Dr. Kenna has been on the Otolaryngology faculty at Boston Children’s Hospital since 1995. She co-founded the Children’s Hospital Boston Cochlear Implant Program, and was its Director from 1995-2003. Since 2003, she has been the Director of Clinical Research in the Dept. of Otolaryngology, Boston Children’s Hospital, and is Director of the Hearing Loss Program. She completed a Master’s in Public Health degree (MPH) in the area of Clinical Effectiveness at the Harvard School of Public Health in 2005.

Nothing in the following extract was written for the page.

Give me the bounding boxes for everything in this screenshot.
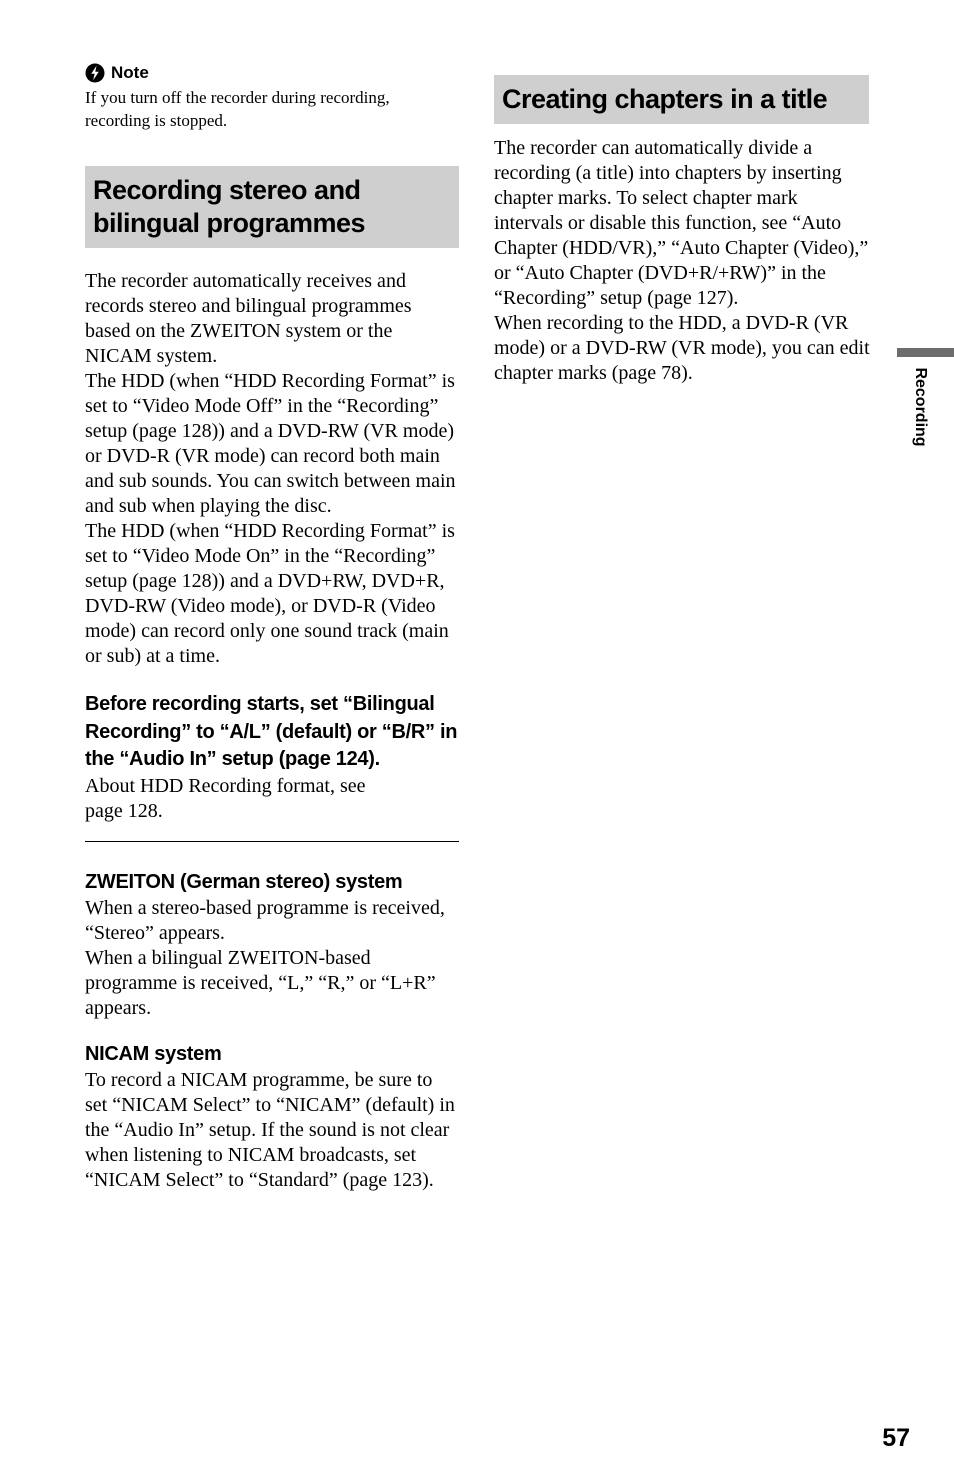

Dr. Kenna’s early research concerned otitis media, especially chronic suppurative otitis media. Over the past 20 years she has focused on pediatric hearing loss, including genetic hearing loss, congenital CMV, and hearing loss secondary to ototoxicity in patients with Cystic Fibrosis. She is a long-standing member of the Universal Newborn Hearing Screening Advisory Committee of the MA Dept. of Public Health, and is a founding member of the Harvard Medical School Center for Hereditary Deafness.
Genetics Mini-Course: What does the Audiologist Need to Know?
Hearing loss is the most common congenital sensory impairment. Permanent bilateral severe to profound sensorineural HL (SNHL) is present in 1-2/1000 newborns, rising to 4/1000 including unilateral and milder bilateral SNHL. According to the National Health and Nutrition Examination Survey from 2001-2008, 20.3% of all subjects aged ≥12 years had permanent hearing loss. SNHL affects language, learning, social development, and employment success. The three major causes of newborn and childhood-onset hearing loss are infectious, anatomic, and genetic, with over 50% being genetic. Understanding the genetic mechanisms causing hearing loss is necessary to develop new therapies, and accurate baseline phenotype-genotype information is crucial against which to measure the safety and efficacy of any genetically–based therapies. Additionally, novel molecular therapies will require a precise genetic diagnosis, and may inform therapies for other aspects of syndromic SNHL. This course will explore the genetic basis of hearing loss, focusing on 1: common recessive hearing loss genes; 2. Common syndromic hearing loss genes; and 3. New genetic therapies to potentially treat hearing loss. Using a case-based format, the evaluation of genetic hearing loss as part of an overall diagnostic algorithm for congenital and childhood-onset hearing loss will be presented.
Elizabeth Thompson is the Director of Business Development for the VA and Audiology at Phonak US. She joined the Phonak team in 2008 and has served as the Northeast Government Territory Manager, Clinical Trainer and in various marketing roles including Product Manager. She received her MA in Audiology from Indiana University in 2002 and her AuD from Salus in 2008. Her previous work experience includes diagnostic audiometric evaluation, vestibular testing and rehabilitation, hearing instrument dispensing to pediatric through geriatric population, research with a focus on hearing instrument outcome measures and clinical supervision and teaching of AuD students at Indiana University.
Audiology Specialty Care clinics: Modern audiology, the old fashioned way
While the audiologist is often viewed as the specialist among the various channel options, there exists significant opportunity to elevate audiological care to a formal platform of specialty care clinics. Audiology Specialty Care Clinics will be defined by the level and scope of expert care for diagnosis and treatment, as well as impairment specific expertise.